Walt Whitman is well-known to have had love affairs with men, and although it was not common knowledge at the time, there are a number of his poems that resonate with his true desires. By adding this concern into the poem, and forcing the reader to address the speaker’s sexuality, one can find other reasons that Whitman might be speaking of his own need for companionship.
He desires the company of others, particularly other men, and is unable to maintain a successful relationship. Perhaps this was due primarily to the age in which he lived, or the state of Whitman’s personal life. Either way, he feels a great need for “a friend a lover” and cannot shake it.

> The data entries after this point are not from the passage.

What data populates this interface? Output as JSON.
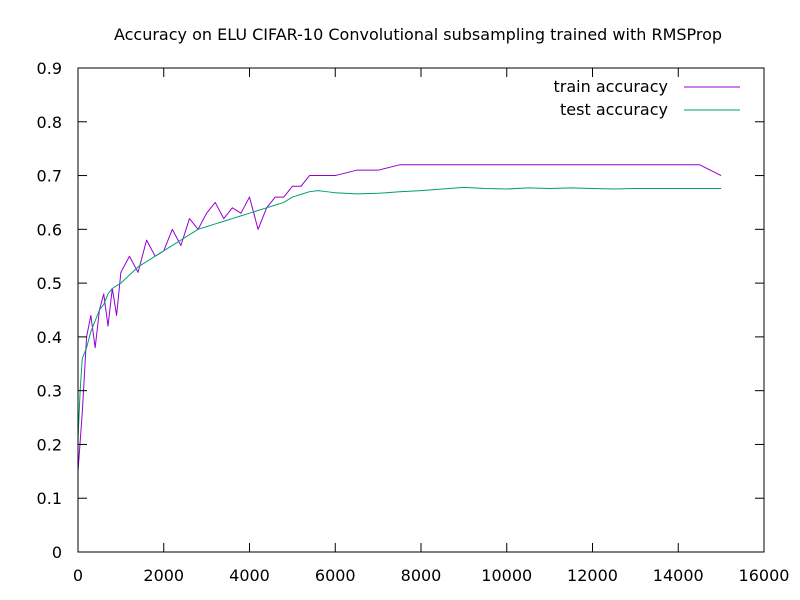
{
  "chart_data": {
    "type": "line",
    "title": "Accuracy on ELU CIFAR-10 Convolutional subsampling trained with RMSProp",
    "xlabel": "",
    "ylabel": "",
    "xlim": [
      0,
      16000
    ],
    "ylim": [
      0,
      0.9
    ],
    "x_ticks": [
      0,
      2000,
      4000,
      6000,
      8000,
      10000,
      12000,
      14000,
      16000
    ],
    "y_ticks": [
      0,
      0.1,
      0.2,
      0.3,
      0.4,
      0.5,
      0.6,
      0.7,
      0.8,
      0.9
    ],
    "x_tick_labels": [
      "0",
      "2000",
      "4000",
      "6000",
      "8000",
      "10000",
      "12000",
      "14000",
      "16000"
    ],
    "y_tick_labels": [
      "0",
      "0.1",
      "0.2",
      "0.3",
      "0.4",
      "0.5",
      "0.6",
      "0.7",
      "0.8",
      "0.9"
    ],
    "grid": false,
    "legend_position": "top-right",
    "series": [
      {
        "name": "train accuracy",
        "color": "#9400d3",
        "points": [
          [
            0,
            0.15
          ],
          [
            100,
            0.26
          ],
          [
            200,
            0.4
          ],
          [
            300,
            0.44
          ],
          [
            400,
            0.38
          ],
          [
            500,
            0.45
          ],
          [
            600,
            0.48
          ],
          [
            700,
            0.42
          ],
          [
            800,
            0.49
          ],
          [
            900,
            0.44
          ],
          [
            1000,
            0.52
          ],
          [
            1200,
            0.55
          ],
          [
            1400,
            0.52
          ],
          [
            1600,
            0.58
          ],
          [
            1800,
            0.55
          ],
          [
            2000,
            0.56
          ],
          [
            2200,
            0.6
          ],
          [
            2400,
            0.57
          ],
          [
            2600,
            0.62
          ],
          [
            2800,
            0.6
          ],
          [
            3000,
            0.63
          ],
          [
            3200,
            0.65
          ],
          [
            3400,
            0.62
          ],
          [
            3600,
            0.64
          ],
          [
            3800,
            0.63
          ],
          [
            4000,
            0.66
          ],
          [
            4200,
            0.6
          ],
          [
            4400,
            0.64
          ],
          [
            4600,
            0.66
          ],
          [
            4800,
            0.66
          ],
          [
            5000,
            0.68
          ],
          [
            5200,
            0.68
          ],
          [
            5400,
            0.7
          ],
          [
            5600,
            0.7
          ],
          [
            5800,
            0.7
          ],
          [
            6000,
            0.7
          ],
          [
            6500,
            0.71
          ],
          [
            7000,
            0.71
          ],
          [
            7500,
            0.72
          ],
          [
            8000,
            0.72
          ],
          [
            8500,
            0.72
          ],
          [
            9000,
            0.72
          ],
          [
            9500,
            0.72
          ],
          [
            10000,
            0.72
          ],
          [
            10500,
            0.72
          ],
          [
            11000,
            0.72
          ],
          [
            11500,
            0.72
          ],
          [
            12000,
            0.72
          ],
          [
            12500,
            0.72
          ],
          [
            13000,
            0.72
          ],
          [
            13500,
            0.72
          ],
          [
            14000,
            0.72
          ],
          [
            14500,
            0.72
          ],
          [
            15000,
            0.7
          ]
        ]
      },
      {
        "name": "test accuracy",
        "color": "#009e73",
        "points": [
          [
            0,
            0.21
          ],
          [
            50,
            0.3
          ],
          [
            100,
            0.36
          ],
          [
            200,
            0.38
          ],
          [
            300,
            0.41
          ],
          [
            400,
            0.43
          ],
          [
            500,
            0.45
          ],
          [
            600,
            0.46
          ],
          [
            700,
            0.48
          ],
          [
            800,
            0.49
          ],
          [
            900,
            0.495
          ],
          [
            1000,
            0.5
          ],
          [
            1200,
            0.515
          ],
          [
            1400,
            0.53
          ],
          [
            1600,
            0.54
          ],
          [
            1800,
            0.55
          ],
          [
            2000,
            0.56
          ],
          [
            2200,
            0.57
          ],
          [
            2400,
            0.58
          ],
          [
            2600,
            0.59
          ],
          [
            2800,
            0.6
          ],
          [
            3000,
            0.605
          ],
          [
            3200,
            0.61
          ],
          [
            3400,
            0.615
          ],
          [
            3600,
            0.62
          ],
          [
            3800,
            0.625
          ],
          [
            4000,
            0.63
          ],
          [
            4200,
            0.635
          ],
          [
            4400,
            0.64
          ],
          [
            4600,
            0.645
          ],
          [
            4800,
            0.65
          ],
          [
            5000,
            0.66
          ],
          [
            5200,
            0.665
          ],
          [
            5400,
            0.67
          ],
          [
            5600,
            0.672
          ],
          [
            5800,
            0.67
          ],
          [
            6000,
            0.668
          ],
          [
            6500,
            0.666
          ],
          [
            7000,
            0.667
          ],
          [
            7500,
            0.67
          ],
          [
            8000,
            0.672
          ],
          [
            8500,
            0.675
          ],
          [
            9000,
            0.678
          ],
          [
            9500,
            0.676
          ],
          [
            10000,
            0.675
          ],
          [
            10500,
            0.677
          ],
          [
            11000,
            0.676
          ],
          [
            11500,
            0.677
          ],
          [
            12000,
            0.676
          ],
          [
            12500,
            0.675
          ],
          [
            13000,
            0.676
          ],
          [
            13500,
            0.676
          ],
          [
            14000,
            0.676
          ],
          [
            14500,
            0.676
          ],
          [
            15000,
            0.676
          ]
        ]
      }
    ]
  }
}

For all that, and though the live-oak glistens there in Louisiana solitary in a wide flat space,
Uttering joyous leaves all its life without a friend a lover near,
I know very well I could not.
In the final lines of this poem, the poet reiterates what was said at the beginning with some additional detail.
He once more remembers the tree that was growing there “in a wide flat / space,” in Louisiana. The poet can still see the “joyous leaves” that it uttered all its life “without a friend a lover near,” and is once more struck by his own inability to do the same. He needs and craves love and friendship, two things that are both strengths and weaknesses.
About Walt Whitman
Walt Whitman was born in 1819 and lived with his parents and eight other siblings in New York City. By the time Whitman was twelve, he had started to become interested in the written word as he learned the printer’s trade. He would work in this trade until he became a teacher at the age of seventeen in 1836. His teaching career would continue until 1841 when he turned to journalism. Throughout the 40’s Whitman founded, worked at, and edited multiple New York papers. In 1855 Whitman copyrighted the first edition of Leaves of Grass and then released a second edition a year later. Read Whitman’s poetry here.
Whitman worked as a nurse during the Civil War and traveled throughout the New York area recording what he saw. He struggled for most of his life and only found the acclaim he has today after his death in 1892.